“NOT FADE AWAY” My rating: B (Opens Jan. 4 at the Tivoli)
112 minutes | MPAA rating: R
To date, David Chase’s major contribution to American arts has been as creator/producer of the cable hit “The Sopranos,” which along with its excellent drama and characterizations was forever pushing the envelope on TV violence, language and nudity.
For his first outing as a solo writer/director Chase puts away the blood bags and turns to his own adolescence. “Not Fade Away” is less a novel than a series of not-quite-nostalgic snapshots taken between 1963 and 1968.
It begins with two teenagers in suburban New Jersey staring at a shiny electric guitar in a store window.
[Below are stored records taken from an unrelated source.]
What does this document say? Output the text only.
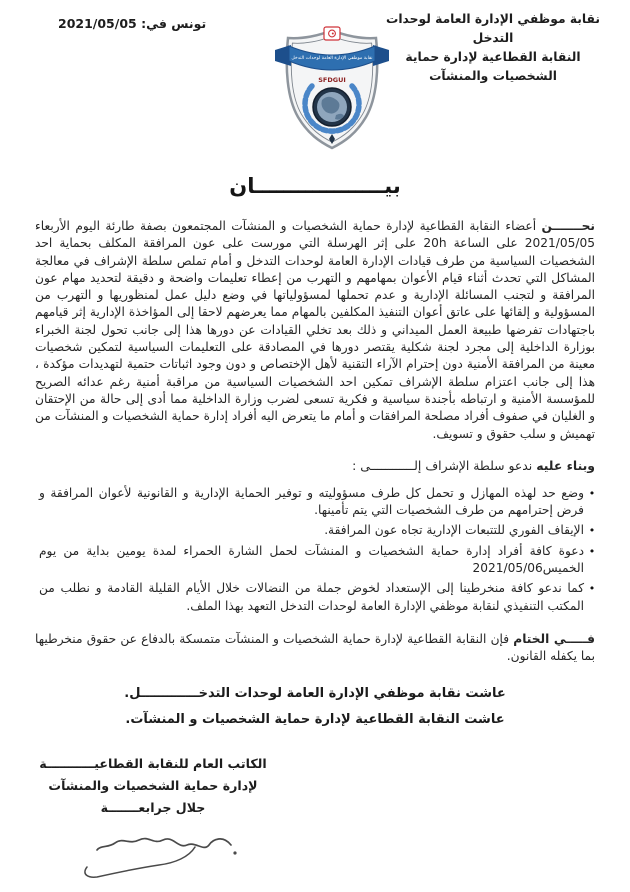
تونس في: 2021/05/05	نقابة موظفي الإدارة العامة لوحدات التدخل
النقابة القطاعية لإدارة حماية
الشخصيات والمنشآت
نقابة موظفي الإدارة العامة لوحدات التدخل
SFDGUI
بيــــــــــــــــــان

نحـــــــن أعضاء النقابة القطاعية لإدارة حماية الشخصيات و المنشآت المجتمعون بصفة طارئة اليوم الأربعاء 2021/05/05 على الساعة 20h على إثر الهرسلة التي مورست على عون المرافقة المكلف بحماية احد الشخصيات السياسية من طرف قيادات الإدارة العامة لوحدات التدخل و أمام تملص سلطة الإشراف في معالجة المشاكل التي تحدث أثناء قيام الأعوان بمهامهم و التهرب من إعطاء تعليمات واضحة و دقيقة لتحديد مهام عون المرافقة و لتجنب المسائلة الإدارية و عدم تحملها لمسؤولياتها في وضع دليل عمل لمنظوريها و التهرب من المسؤولية و إلقائها على عاتق أعوان التنفيذ المكلفين بالمهام مما يعرضهم لاحقا إلى المؤاخذة الإدارية إثر قيامهم باجتهادات تفرضها طبيعة العمل الميداني و ذلك بعد تخلي القيادات عن دورها هذا إلى جانب تحول لجنة الخبراء بوزارة الداخلية إلى مجرد لجنة شكلية يقتصر دورها في المصادقة على التعليمات السياسية لتمكين شخصيات معينة من المرافقة الأمنية دون إحترام الآراء التقنية لأهل الإختصاص و دون وجود اثباتات حتمية لتهديدات مؤكدة ، هذا إلى جانب اعتزام سلطة الإشراف تمكين احد الشخصيات السياسية من مراقبة أمنية رغم عدائه الصريح للمؤسسة الأمنية و ارتباطه بأجندة سياسية و فكرية تسعى لضرب وزارة الداخلية مما أدى إلى حالة من الإحتقان و الغليان في صفوف أفراد مصلحة المرافقات و أمام ما يتعرض اليه أفراد إدارة حماية الشخصيات و المنشآت من تهميش و سلب حقوق و تسويف.

وبناء عليه ندعو سلطة الإشراف إلــــــــــــى :

•
وضع حد لهذه المهازل و تحمل كل طرف مسؤوليته و توفير الحماية الإدارية و القانونية لأعوان المرافقة و فرض إحترامهم من طرف الشخصيات التي يتم تأمينها.
•
الإيقاف الفوري للتتبعات الإدارية تجاه عون المرافقة.
•
دعوة كافة أفراد إدارة حماية الشخصيات و المنشآت لحمل الشارة الحمراء لمدة يومين بداية من يوم الخميس2021/05/06
•
كما ندعو كافة منخرطينا إلى الإستعداد لخوض جملة من النضالات خلال الأيام القليلة القادمة و نطلب من المكتب التنفيذي لنقابة موظفي الإدارة العامة لوحدات التدخل التعهد بهذا الملف.

فـــــي الختام فإن النقابة القطاعية لإدارة حماية الشخصيات و المنشآت متمسكة بالدفاع عن حقوق منخرطيها بما يكفله القانون.

عاشت نقابة موظفي الإدارة العامة لوحدات التدخـــــــــــــل.
عاشت النقابة القطاعية لإدارة حماية الشخصيات و المنشآت.
الكاتب العام للنقابة القطاعيـــــــــــة
لإدارة حماية الشخصيات والمنشآت
جلال جرابعـــــــة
Their every third word is some variation on the f-bomb — I’m pretty sure Chase is foolin’ with us, delivering in one scene enough smutty talk to fill an entire movie. Then, our expectations of Chase-ian profanity fully met, he proceeds to deliver a very personal, sweet and slightly sad reverie on the role of rock ‘n’ roll in a young man’s life.
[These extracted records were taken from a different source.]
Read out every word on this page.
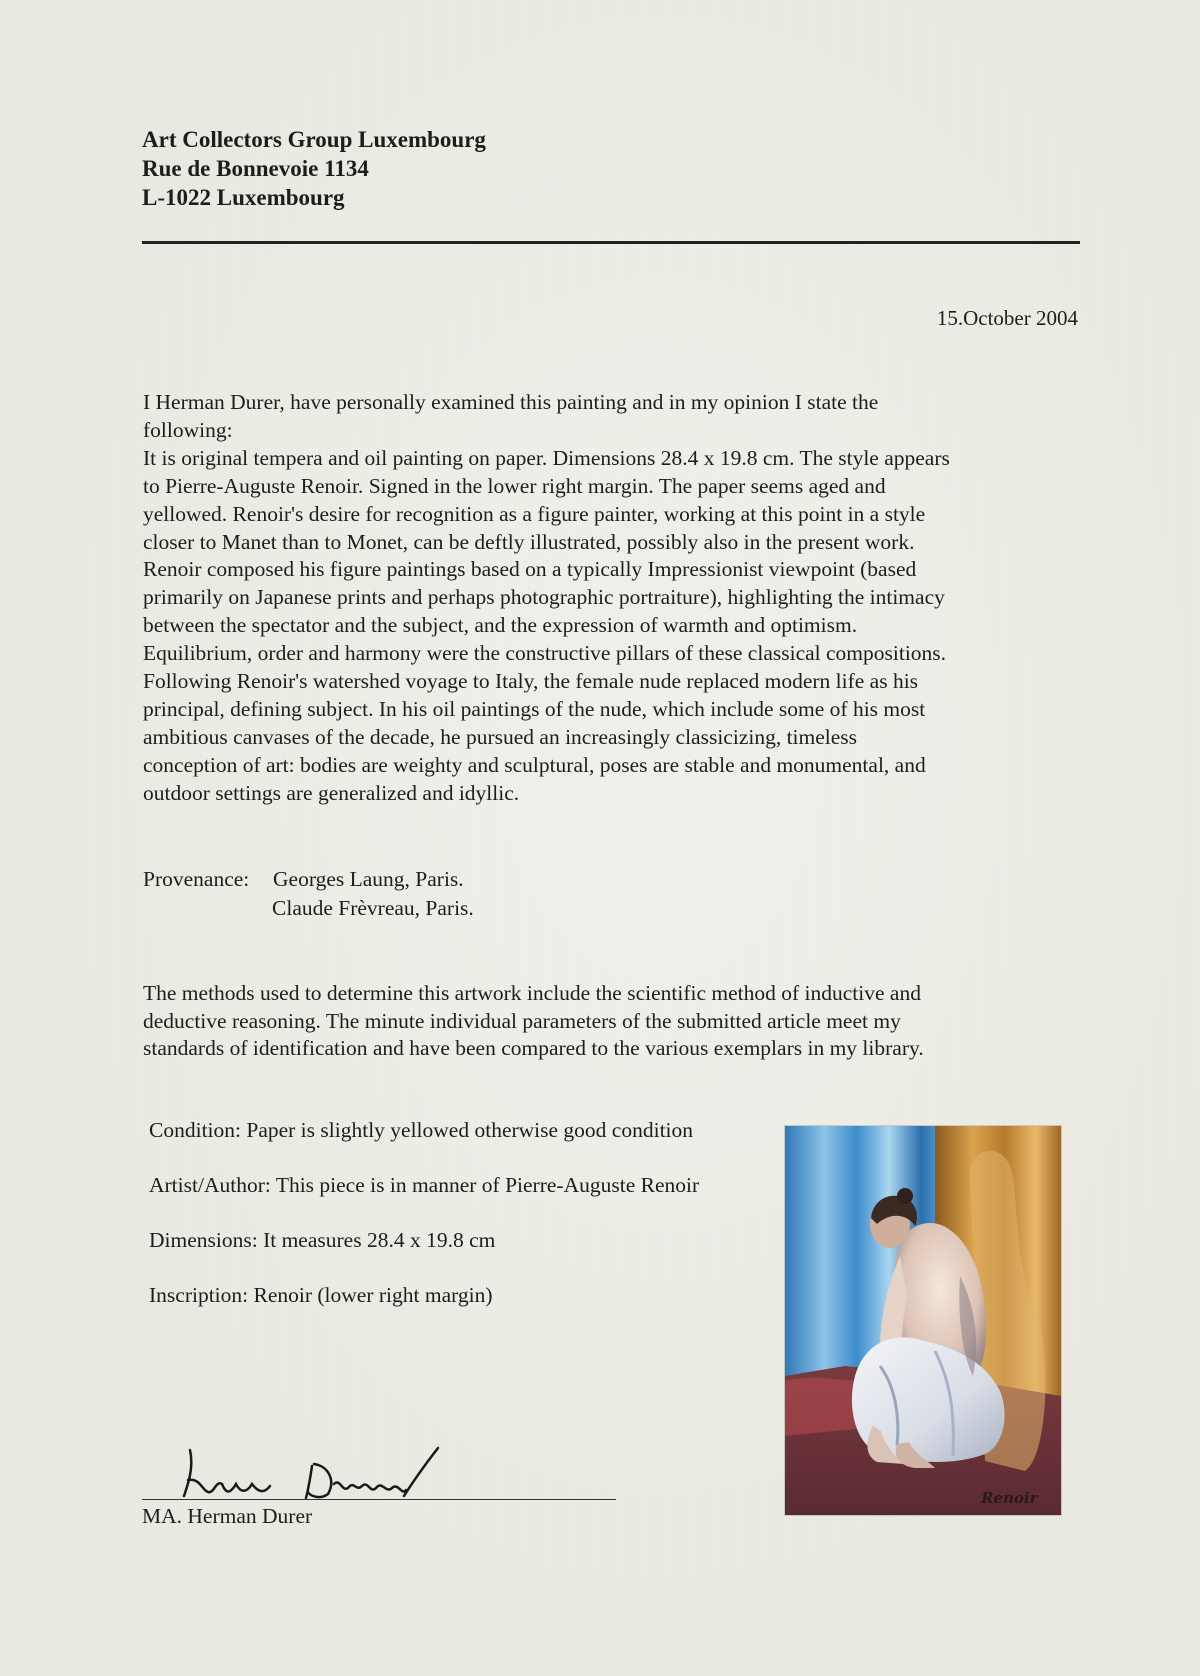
Art Collectors Group Luxembourg
Rue de Bonnevoie 1134
L-1022 Luxembourg
15.October 2004

I Herman Durer, have personally examined this painting and in my opinion I state the

following:

It is original tempera and oil painting on paper. Dimensions 28.4 x 19.8 cm. The style appears

to Pierre-Auguste Renoir. Signed in the lower right margin. The paper seems aged and

yellowed. Renoir's desire for recognition as a figure painter, working at this point in a style

closer to Manet than to Monet, can be deftly illustrated, possibly also in the present work.

Renoir composed his figure paintings based on a typically Impressionist viewpoint (based

primarily on Japanese prints and perhaps photographic portraiture), highlighting the intimacy

between the spectator and the subject, and the expression of warmth and optimism.

Equilibrium, order and harmony were the constructive pillars of these classical compositions.

Following Renoir's watershed voyage to Italy, the female nude replaced modern life as his

principal, defining subject. In his oil paintings of the nude, which include some of his most

ambitious canvases of the decade, he pursued an increasingly classicizing, timeless

conception of art: bodies are weighty and sculptural, poses are stable and monumental, and

outdoor settings are generalized and idyllic.

Provenance:	Georges Laung, Paris.
Claude Frèvreau, Paris.
The methods used to determine this artwork include the scientific method of inductive and
deductive reasoning. The minute individual parameters of the submitted article meet my
standards of identification and have been compared to the various exemplars in my library.
Condition: Paper is slightly yellowed otherwise good condition
Artist/Author: This piece is in manner of Pierre-Auguste Renoir
Dimensions: It measures 28.4 x 19.8 cm
Inscription: Renoir (lower right margin)
Renoir
MA. Herman Durer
Our protagonist is Doug (John Magaro), who in 1963 is a skinny, unathletic dweeb hanging with similarly un-studly pals. The lives of these losers are transformed by the one-two-three punch of the Kennedy assassination, the first appearance of the Beatles on Ed Sullivan just weeks later, and the subsequent ascension of the Rolling Stones, who forced American teens to reckon with their own ignored blues heritage.
(The film’s title, of course, is that of a Buddy Holly song famously covered by the Stones.)
Doug is immediately smitten. The girls may not give him a second glance, but he knows he has rock star potential. He bones up on the drums and teams with his guitar-playing buddies Eugene (Jack Huston) and Wells (Will Brill) to form a band. They’re pretty bad — at least until they start to get good.
“Not Fade Away” follows Doug and his pals over the years as they rehearse, play cheap gigs and dream of their big break. The film is curiously structured: once they get out of high school and split up to different colleges, they can only reunite during the summers or during Thanksgiving and Christmas vacations. Chase remembers what those holidays were like — a chance to scope out old classmates, to see who’s gone all fraternity, who’s a hipster, who’s an intellectual, who’s a rebel.
Doug, for instance, returns from his first semester with an exploding head of Dylanesque curls, tight pants and those Byrd-ish high-heeled boots that zip up the side. Suddenly he’s cool…cool enough to attract Grace (Bella Heathcote), the WASP beauty he has long pined for from afar. (Doug is of blue-collar Italian-American stock; Bella was born to the country club.)
There are crises within the band. Doug displaces the ego-driven Eugene as the lead vocalist, generating much tension. On the verge of their audition with a record company, Wells wraps a motocycle around a telephone pole.
And things aren’t all that copacetic on the home front. Doug’s bombastic dad (James Gandolfini) is none too thrilled with his left-leaning, draft-dodging, long-haired son. Mom (Molly Price) is a glum Cassandra rarely seen without hair curlers and a ratty blue housecoat.

James Gandolfini
There’s no big dramatic arc to “Not Fade Away.” Like I said, it’s a bunch of snapshots over several years. Think of it as Chase’s “Armacord.” Many of the characters are mere sketches and some plot threads aren’t that well integrated (for example, the mental problems of Grace’s bohemian older sister); these presumeably are based on incidents from Chase’s youth that deeply affected him.
But few films set in this period get it as right as this one does. As a veteran of the era, I can usually find dozens of musical, chronological and clothing incongruities, but “Not Fade Away” is darn near perfect on that count.
And the soundtrack of orignal hits and covers — courtesy of Steve Van Zandt — is killer.
Think of the film as Chase’s fond Valentine to the dreams inspired by rock ‘n’ roll.